In response to Becca Smouse's March 17 column, "E-cig market lacks public disclaimers, advertising to youth." ?On a basic level, e-cigarettes are used by nicotine dependent adults for the purpose of harm reduction. These devices vaporize a mixture of USP propylene glycol, nicotine, glycerine and food flavorings. Finding someone who vapes unflavored nicotine is a rare encounter — like finding a politician who tells the truth about e-cigarettes. We don’t make sweet or fruity flavorings because that’s what kids like, we do it because that's what we like. It keeps things interesting and the better the flavors taste, the more tobacco looks like a filthy option. It also allows you to explore your newfound sense of smell after quitting without going into complete gluttony.
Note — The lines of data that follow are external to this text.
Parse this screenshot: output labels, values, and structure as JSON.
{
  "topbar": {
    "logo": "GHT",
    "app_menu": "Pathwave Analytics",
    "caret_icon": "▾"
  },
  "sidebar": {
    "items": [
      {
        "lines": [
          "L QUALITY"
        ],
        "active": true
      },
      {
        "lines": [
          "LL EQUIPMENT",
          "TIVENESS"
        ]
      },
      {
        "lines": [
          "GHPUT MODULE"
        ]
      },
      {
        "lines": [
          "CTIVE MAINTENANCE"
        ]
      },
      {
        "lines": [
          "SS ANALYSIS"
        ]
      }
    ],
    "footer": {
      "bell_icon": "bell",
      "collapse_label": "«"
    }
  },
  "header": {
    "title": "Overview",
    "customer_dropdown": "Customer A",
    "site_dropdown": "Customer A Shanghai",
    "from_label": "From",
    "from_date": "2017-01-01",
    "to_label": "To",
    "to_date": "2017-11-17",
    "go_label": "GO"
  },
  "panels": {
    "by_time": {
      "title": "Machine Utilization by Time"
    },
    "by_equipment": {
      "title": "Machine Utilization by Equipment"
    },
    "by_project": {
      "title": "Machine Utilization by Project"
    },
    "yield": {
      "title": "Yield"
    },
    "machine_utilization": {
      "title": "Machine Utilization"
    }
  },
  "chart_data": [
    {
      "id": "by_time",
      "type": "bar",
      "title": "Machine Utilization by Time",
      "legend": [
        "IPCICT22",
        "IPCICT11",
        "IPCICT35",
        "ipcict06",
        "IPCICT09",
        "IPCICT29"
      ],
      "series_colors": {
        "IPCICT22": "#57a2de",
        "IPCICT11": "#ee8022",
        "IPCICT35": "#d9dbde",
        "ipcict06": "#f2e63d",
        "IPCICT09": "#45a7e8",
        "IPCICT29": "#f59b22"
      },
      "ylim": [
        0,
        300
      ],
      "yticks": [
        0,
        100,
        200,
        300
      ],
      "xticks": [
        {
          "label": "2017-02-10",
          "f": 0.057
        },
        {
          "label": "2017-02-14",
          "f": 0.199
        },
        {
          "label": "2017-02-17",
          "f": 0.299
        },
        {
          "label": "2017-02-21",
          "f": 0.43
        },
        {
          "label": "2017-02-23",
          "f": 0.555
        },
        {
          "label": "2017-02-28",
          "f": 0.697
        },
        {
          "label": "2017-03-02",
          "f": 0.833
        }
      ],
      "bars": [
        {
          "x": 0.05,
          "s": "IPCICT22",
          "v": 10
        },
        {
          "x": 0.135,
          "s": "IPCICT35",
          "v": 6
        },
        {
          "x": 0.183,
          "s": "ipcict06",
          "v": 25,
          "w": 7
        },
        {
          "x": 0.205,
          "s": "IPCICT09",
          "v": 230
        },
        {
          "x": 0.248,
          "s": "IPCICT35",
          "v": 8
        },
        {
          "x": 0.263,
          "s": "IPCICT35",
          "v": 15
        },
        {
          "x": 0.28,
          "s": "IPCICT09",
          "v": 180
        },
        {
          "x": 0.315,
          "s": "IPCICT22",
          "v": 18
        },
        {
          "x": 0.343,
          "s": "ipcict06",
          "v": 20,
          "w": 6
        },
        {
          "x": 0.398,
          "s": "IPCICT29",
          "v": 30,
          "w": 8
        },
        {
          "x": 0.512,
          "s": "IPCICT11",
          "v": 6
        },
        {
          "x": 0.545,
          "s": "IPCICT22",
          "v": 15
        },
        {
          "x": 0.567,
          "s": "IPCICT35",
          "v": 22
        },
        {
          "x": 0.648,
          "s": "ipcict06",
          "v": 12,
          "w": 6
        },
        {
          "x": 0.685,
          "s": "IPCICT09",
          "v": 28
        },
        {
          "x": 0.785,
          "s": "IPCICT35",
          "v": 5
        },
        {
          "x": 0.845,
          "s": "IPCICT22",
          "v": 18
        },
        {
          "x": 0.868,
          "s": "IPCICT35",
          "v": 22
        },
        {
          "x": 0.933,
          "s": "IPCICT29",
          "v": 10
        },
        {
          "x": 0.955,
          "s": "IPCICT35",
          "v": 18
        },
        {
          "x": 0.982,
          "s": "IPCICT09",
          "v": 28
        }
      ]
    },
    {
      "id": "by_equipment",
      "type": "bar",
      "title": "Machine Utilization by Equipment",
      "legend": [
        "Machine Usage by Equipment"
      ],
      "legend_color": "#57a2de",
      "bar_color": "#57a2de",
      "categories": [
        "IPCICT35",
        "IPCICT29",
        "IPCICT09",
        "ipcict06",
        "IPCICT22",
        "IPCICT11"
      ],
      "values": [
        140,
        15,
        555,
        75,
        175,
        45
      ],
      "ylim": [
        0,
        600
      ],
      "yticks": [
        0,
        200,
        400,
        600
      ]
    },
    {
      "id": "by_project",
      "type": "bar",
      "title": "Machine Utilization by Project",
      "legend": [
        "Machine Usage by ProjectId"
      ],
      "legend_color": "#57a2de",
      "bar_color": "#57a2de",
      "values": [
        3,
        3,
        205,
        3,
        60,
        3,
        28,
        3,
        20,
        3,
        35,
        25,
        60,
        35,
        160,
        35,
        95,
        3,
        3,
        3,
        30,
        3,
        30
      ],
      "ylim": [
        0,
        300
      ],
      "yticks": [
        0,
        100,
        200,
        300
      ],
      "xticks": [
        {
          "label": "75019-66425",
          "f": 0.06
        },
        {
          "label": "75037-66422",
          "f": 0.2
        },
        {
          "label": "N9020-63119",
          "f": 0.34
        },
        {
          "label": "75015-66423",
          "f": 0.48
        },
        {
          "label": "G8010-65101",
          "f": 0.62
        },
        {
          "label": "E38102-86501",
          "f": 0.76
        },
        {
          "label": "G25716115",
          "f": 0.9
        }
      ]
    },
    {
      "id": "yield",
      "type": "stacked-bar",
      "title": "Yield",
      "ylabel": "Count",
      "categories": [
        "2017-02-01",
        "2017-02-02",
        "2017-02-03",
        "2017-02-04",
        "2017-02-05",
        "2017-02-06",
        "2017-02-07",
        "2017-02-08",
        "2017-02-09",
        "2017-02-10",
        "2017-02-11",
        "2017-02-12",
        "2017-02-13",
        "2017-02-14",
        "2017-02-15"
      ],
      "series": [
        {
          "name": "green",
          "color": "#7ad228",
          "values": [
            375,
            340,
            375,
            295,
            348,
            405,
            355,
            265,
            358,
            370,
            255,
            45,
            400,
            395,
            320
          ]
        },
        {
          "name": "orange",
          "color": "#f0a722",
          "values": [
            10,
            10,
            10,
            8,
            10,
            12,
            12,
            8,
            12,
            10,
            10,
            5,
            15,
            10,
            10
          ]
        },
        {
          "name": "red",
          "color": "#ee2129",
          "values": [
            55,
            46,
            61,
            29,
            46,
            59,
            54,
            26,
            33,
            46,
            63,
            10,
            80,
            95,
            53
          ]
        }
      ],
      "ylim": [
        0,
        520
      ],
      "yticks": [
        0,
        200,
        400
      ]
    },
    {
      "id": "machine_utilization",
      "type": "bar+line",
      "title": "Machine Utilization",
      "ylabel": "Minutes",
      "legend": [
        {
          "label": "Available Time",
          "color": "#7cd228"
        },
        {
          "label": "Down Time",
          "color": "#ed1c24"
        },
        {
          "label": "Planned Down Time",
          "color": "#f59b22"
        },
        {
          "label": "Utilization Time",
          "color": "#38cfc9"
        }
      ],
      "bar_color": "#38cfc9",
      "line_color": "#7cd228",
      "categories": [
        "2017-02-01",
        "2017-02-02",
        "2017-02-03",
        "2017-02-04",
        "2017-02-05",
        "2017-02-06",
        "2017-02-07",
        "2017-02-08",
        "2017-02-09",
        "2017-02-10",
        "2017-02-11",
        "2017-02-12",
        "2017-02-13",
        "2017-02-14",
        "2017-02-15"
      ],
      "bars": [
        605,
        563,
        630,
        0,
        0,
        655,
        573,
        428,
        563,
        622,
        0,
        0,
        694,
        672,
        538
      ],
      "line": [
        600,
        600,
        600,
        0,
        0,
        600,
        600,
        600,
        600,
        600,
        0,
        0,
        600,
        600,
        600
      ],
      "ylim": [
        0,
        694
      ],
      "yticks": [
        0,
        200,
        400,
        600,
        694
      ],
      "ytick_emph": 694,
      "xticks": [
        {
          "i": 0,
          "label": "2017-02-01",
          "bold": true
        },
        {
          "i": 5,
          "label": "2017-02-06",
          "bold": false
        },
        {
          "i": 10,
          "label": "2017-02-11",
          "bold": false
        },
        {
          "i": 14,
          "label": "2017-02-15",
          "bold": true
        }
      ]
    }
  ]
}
Many people like myself depend on the flavoring while tapering their nicotine levels. Educating a child is the responsibility of the parent and making a scapegoat out of flavorings through legislation does nothing but punish adults who are trying to adapt to less harmful habits. There will be kids that pick up vaping, but it is not because the flavor was too enticing. It’s because they were trying to relieve their boredom or emotional distress, the same reasons people start cigarettes. It is doubtful that anyone would go from using e-cigarettes first to smoking later; that is like drinking 100-year-old brandy and deciding you would probably like warm Steel Reserve better.

 

 

It seems that every time researchers want to prove e-cigarettes to be harmful, they buy cheap and mass-produced Chinese disposable e-cigarettes. This does not correlate with the experience of the average vaper who buys e-liquid made locally in a lab with high purity ingredients like Butt Out or Juggz Juice for example. You would be a fool to argue that flavorings are more dangerous than the polonium 210 found in cigarettes. Just one exposure takes roughly 691 days to leave the body completely. Any day without radioactive polonium is a good day indeed.